I love paradoxes— at one level it is a puzzle at another level wisdom, it may be a truth where I cannot see it, or it may appear to be false. In AA, the Big Book has many paradoxes which if explained proves these to be true. Some of these are listed below.
In the story of The Professor And The Paradox from the second edition of the Big Book, we can see them explained:
- We SURRENDER TO WIN. On the face of it, surrendering certainly does not seem like winning. But it is in A.A. Only after we have come to the end of our rope, hit a stone wall in some aspect of our lives beyond which we can go no further; only when we hit “bottom” in despair and surrender, can we accomplish sobriety which we could never accomplish before. We must, and we do, surrender in order to win.
- We GIVE AWAY TO KEEP. That seems absurd and untrue. How can you keep anything if you give it away? But in order to keep whatever it is we get in A.A., we must go about giving it away to others, for no fees or rewards of any kind. When we cannot afford to give away what we have received so freely in A.A., we had better get ready for our next “drunk.” It will happen every time. We’ve got to continue to give it away in order to keep it.
- We SUFFER TO GET WELL. There is no way to escape the terrible suffering of remorse and regret and shame and embarrassment which starts us on the road to getting well from our affliction. There is no new way to shake out a hangover. It’s painful. And for us, necessarily so. I told this to a friend of mine as he sat weaving to and fro on the side of the bed, in terrible shape, about to die for some paraldehyde. I said, “Lost John”—that’s his nickname—”Lost John, you know you’re going to have to do a certain amount of shaking sooner or later.” “Well,” he said, “for God’s sake let’s make it later!” We suffer to get well.

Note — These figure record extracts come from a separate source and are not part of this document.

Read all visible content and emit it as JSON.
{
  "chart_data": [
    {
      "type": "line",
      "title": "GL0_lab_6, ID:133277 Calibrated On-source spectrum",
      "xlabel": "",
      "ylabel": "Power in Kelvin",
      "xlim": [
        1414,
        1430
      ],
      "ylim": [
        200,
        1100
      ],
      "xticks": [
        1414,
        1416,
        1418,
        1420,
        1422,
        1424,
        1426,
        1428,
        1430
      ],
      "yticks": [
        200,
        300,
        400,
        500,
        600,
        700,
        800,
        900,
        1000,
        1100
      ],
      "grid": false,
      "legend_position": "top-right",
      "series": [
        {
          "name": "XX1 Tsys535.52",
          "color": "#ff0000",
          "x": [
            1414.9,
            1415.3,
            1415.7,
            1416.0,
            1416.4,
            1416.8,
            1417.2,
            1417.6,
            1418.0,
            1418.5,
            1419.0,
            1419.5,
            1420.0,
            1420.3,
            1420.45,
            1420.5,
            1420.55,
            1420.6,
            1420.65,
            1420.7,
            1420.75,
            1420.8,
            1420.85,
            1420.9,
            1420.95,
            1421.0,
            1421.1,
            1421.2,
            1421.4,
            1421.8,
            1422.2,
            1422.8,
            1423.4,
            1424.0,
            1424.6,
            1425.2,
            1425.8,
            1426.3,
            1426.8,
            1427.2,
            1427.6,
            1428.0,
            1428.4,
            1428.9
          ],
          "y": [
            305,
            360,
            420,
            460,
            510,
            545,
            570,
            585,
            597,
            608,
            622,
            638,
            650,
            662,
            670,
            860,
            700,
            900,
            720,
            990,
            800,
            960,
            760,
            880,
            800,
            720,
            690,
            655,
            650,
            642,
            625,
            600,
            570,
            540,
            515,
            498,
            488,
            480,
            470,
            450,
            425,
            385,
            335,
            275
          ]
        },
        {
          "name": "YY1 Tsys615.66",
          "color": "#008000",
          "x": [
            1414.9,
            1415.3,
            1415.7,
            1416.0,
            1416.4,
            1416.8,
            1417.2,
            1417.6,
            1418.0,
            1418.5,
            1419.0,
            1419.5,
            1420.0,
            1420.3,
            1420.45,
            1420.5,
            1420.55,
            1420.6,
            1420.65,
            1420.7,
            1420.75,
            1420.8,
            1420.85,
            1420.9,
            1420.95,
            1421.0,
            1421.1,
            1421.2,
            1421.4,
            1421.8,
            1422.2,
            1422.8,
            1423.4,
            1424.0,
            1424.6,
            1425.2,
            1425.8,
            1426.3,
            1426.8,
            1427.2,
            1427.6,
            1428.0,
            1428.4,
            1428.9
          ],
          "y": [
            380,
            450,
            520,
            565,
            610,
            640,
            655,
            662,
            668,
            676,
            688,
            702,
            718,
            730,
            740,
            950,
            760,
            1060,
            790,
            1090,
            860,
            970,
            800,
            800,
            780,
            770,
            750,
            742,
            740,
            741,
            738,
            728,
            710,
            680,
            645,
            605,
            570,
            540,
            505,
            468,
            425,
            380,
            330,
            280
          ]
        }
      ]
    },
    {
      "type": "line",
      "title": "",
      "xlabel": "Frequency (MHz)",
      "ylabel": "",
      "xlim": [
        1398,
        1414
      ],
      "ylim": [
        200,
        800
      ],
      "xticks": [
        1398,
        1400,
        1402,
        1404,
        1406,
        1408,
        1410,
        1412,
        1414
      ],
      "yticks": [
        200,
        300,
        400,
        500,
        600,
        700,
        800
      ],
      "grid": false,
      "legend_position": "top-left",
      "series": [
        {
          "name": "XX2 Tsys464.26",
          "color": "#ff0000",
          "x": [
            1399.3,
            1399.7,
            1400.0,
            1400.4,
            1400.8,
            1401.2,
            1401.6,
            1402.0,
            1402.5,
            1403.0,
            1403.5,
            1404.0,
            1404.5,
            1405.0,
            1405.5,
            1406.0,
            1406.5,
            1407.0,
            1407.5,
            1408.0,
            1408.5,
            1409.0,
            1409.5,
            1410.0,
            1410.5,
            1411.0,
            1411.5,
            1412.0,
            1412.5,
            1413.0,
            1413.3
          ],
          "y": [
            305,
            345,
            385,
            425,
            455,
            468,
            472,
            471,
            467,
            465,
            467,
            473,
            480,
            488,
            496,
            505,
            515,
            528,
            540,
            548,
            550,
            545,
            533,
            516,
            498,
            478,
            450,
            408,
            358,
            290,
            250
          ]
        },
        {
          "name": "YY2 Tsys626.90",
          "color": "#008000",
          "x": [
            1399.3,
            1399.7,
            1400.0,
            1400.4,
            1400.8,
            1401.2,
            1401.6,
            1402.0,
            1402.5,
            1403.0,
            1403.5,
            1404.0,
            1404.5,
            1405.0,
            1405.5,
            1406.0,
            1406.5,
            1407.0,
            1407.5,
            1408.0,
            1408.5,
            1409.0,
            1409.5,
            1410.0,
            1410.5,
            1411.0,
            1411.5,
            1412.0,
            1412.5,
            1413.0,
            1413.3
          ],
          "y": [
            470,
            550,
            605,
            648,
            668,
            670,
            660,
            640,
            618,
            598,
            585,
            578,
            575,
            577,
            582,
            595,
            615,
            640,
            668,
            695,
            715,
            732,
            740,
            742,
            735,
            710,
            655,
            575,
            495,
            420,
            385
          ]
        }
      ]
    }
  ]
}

- We DIE TO LIVE. That is a beautiful paradox straight out of the Biblical idea of being “born again” or “in losing one’s life to find it.” When we work at our Twelve Steps, the old life of guzzling and fuzzy thinking, and all that goes with it, gradually dies, and we acquire a different and a better way of life. As our shortcomings are removed, one life of us dies, and another life of us lives. We in A.A. die to live.
To solve a paradox a few tools are required, an open-mindedness to the possibility it is true, and we look at the problem from different perspectives or viewpoints.
To illustrate this, I will use a simple statement. When are a circle and triangle the same shape? You may answer as it is the AA’s Recovery, Unity, and Service symbol. Yes, thank you, my friend Abbey for showing me that.
Take the shape of a cone. Move it around in your mind or hold it in your hand such as an ice cream cone. Hold it out to see the side, and you see the triangle, hold it out and turn it to see the top, it is a circle. So something like a cone can solve a simple paradox of two shapes being the same object. Plus you load it up with a few scoops, and you give a taste of a little heaven here on earth (another paradox).